The United States should sanction the Central Bank of Iran and any foreign company conducting business with Iranian entities under U.S. sanction.
- The United States should sanction the Central Bank of Iran for its involvement in the funding of terrorism and the financing of Iran’s proliferation activities.
- Sanctioning the Central Bank—Iran’s principal remaining link to the international banking system—would force most banks around the world from doing business with it, thus crippling what remains of Iran’s ability to do international business through banks.
- The United States also should use existing authority to sanction foreign entities that continue to do business with the Iranian Islamic Revolutionary Guard Corps and Iranian banks as a way to further isolate the regime from the international financial system.
- The United States should not implement a nuclear cooperation agreement with Russia until Moscow consistently demonstrates its opposition to Iran’s efforts to achieve a nuclear weapons capability, including restricting Russian banks and energy companies from doing business in Iran.

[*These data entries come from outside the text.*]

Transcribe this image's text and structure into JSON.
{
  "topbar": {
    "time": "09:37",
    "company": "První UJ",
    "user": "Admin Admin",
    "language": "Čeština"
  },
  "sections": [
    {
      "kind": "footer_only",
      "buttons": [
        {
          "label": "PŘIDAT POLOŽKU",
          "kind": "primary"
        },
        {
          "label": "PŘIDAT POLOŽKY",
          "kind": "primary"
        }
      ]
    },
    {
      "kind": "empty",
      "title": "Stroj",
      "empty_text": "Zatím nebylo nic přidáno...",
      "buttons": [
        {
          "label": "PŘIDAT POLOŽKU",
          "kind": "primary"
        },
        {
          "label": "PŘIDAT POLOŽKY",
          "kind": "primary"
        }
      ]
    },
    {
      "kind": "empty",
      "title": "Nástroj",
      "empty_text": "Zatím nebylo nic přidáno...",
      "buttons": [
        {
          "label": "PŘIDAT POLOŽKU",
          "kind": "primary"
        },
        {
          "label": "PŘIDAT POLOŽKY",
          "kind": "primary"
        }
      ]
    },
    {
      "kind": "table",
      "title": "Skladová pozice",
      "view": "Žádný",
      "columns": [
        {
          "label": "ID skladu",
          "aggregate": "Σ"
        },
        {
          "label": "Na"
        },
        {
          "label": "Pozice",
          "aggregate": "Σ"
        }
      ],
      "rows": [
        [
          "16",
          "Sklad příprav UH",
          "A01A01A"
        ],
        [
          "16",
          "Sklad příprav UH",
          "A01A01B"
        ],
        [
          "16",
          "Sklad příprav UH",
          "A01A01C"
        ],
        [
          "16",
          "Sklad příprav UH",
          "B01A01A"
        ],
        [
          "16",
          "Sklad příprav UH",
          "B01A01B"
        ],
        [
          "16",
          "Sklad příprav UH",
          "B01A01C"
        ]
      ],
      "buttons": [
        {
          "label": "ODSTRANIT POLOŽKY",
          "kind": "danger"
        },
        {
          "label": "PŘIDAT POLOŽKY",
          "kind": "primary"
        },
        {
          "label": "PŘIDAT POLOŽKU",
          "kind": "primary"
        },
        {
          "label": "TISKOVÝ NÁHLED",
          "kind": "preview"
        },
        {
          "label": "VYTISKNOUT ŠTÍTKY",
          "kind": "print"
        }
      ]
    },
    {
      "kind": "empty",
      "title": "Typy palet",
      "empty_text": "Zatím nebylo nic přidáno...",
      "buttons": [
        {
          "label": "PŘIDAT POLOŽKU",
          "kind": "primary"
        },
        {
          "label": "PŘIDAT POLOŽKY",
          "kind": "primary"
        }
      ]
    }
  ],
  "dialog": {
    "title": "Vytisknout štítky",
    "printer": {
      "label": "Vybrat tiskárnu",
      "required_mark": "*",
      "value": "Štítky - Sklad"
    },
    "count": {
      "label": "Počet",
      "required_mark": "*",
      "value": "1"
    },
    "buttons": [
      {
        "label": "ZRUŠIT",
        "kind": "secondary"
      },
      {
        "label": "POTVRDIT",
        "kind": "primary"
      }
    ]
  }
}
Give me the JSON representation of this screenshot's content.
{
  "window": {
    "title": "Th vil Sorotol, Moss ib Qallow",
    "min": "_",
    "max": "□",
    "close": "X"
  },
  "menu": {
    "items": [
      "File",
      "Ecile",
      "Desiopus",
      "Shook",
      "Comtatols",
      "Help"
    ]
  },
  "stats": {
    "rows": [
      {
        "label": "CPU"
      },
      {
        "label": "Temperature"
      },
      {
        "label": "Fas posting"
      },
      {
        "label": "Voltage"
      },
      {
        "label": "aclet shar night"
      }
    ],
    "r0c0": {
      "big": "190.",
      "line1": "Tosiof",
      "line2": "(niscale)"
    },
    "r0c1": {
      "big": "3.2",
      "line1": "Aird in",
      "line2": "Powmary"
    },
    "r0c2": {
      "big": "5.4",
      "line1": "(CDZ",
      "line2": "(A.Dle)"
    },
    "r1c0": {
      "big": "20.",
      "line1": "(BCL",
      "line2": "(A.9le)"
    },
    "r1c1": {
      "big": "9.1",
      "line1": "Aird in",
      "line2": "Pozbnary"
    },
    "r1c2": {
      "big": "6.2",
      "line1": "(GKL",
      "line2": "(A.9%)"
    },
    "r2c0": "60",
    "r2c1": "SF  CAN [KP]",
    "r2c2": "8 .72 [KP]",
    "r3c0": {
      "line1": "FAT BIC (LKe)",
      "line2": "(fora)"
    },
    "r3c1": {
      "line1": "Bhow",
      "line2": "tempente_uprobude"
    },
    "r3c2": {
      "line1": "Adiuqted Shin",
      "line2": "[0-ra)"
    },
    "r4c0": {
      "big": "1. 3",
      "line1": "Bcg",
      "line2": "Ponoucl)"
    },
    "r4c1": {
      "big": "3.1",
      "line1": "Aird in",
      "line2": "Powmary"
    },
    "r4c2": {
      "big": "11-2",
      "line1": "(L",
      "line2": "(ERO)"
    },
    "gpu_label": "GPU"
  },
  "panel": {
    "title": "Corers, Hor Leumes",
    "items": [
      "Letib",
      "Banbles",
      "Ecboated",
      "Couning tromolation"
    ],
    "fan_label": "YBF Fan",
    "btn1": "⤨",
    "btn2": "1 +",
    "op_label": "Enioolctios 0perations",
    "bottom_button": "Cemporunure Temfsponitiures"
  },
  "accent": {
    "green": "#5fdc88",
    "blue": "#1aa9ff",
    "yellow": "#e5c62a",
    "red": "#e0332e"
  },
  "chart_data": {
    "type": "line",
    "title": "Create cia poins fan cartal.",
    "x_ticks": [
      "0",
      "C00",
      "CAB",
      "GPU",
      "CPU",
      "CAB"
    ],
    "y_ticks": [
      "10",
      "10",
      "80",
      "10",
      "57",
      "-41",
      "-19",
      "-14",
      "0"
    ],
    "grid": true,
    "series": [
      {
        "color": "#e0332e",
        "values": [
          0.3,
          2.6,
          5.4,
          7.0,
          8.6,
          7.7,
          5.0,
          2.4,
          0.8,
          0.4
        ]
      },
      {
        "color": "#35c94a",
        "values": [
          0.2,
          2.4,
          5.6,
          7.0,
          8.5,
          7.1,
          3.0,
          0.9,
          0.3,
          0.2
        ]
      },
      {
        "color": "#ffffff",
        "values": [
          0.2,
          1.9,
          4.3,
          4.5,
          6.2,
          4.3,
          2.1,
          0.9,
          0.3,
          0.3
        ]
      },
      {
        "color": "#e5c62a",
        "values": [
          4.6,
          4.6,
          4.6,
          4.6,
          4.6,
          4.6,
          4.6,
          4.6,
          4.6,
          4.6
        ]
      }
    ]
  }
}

The United States should ratchet up pressure on Iran’s energy sector, the lifeblood of its economy.
- The United States should impose sanctions on companies that have invested more than $20 million in Iran’s energy sector in violation of the Iran Sanctions Act (ISA), originally passed in 1996.
- Implementing existing sanctions would severely hamper Iran’s ability to attract the foreign investment desperately needed to modernize its aging energy infrastructure.
- The United States also should lead an international campaign to prohibit the export to Iran of all refined petroleum products.
- Despite possessing some of the largest oil reserves in the world, Iran has been forced to import 40 percent of its refined petroleum—gasoline and diesel fuel—because it lacks sufficient refining capability. The high cost of importing gasoline, combined with large price subsidies given to Iranian citizens, has forced Iran to ration gasoline.
- Limiting Iran’s ability to import gasoline would have an immediate and severe impact on Iran’s economy, and dramatically increase pressure on the regime to change course.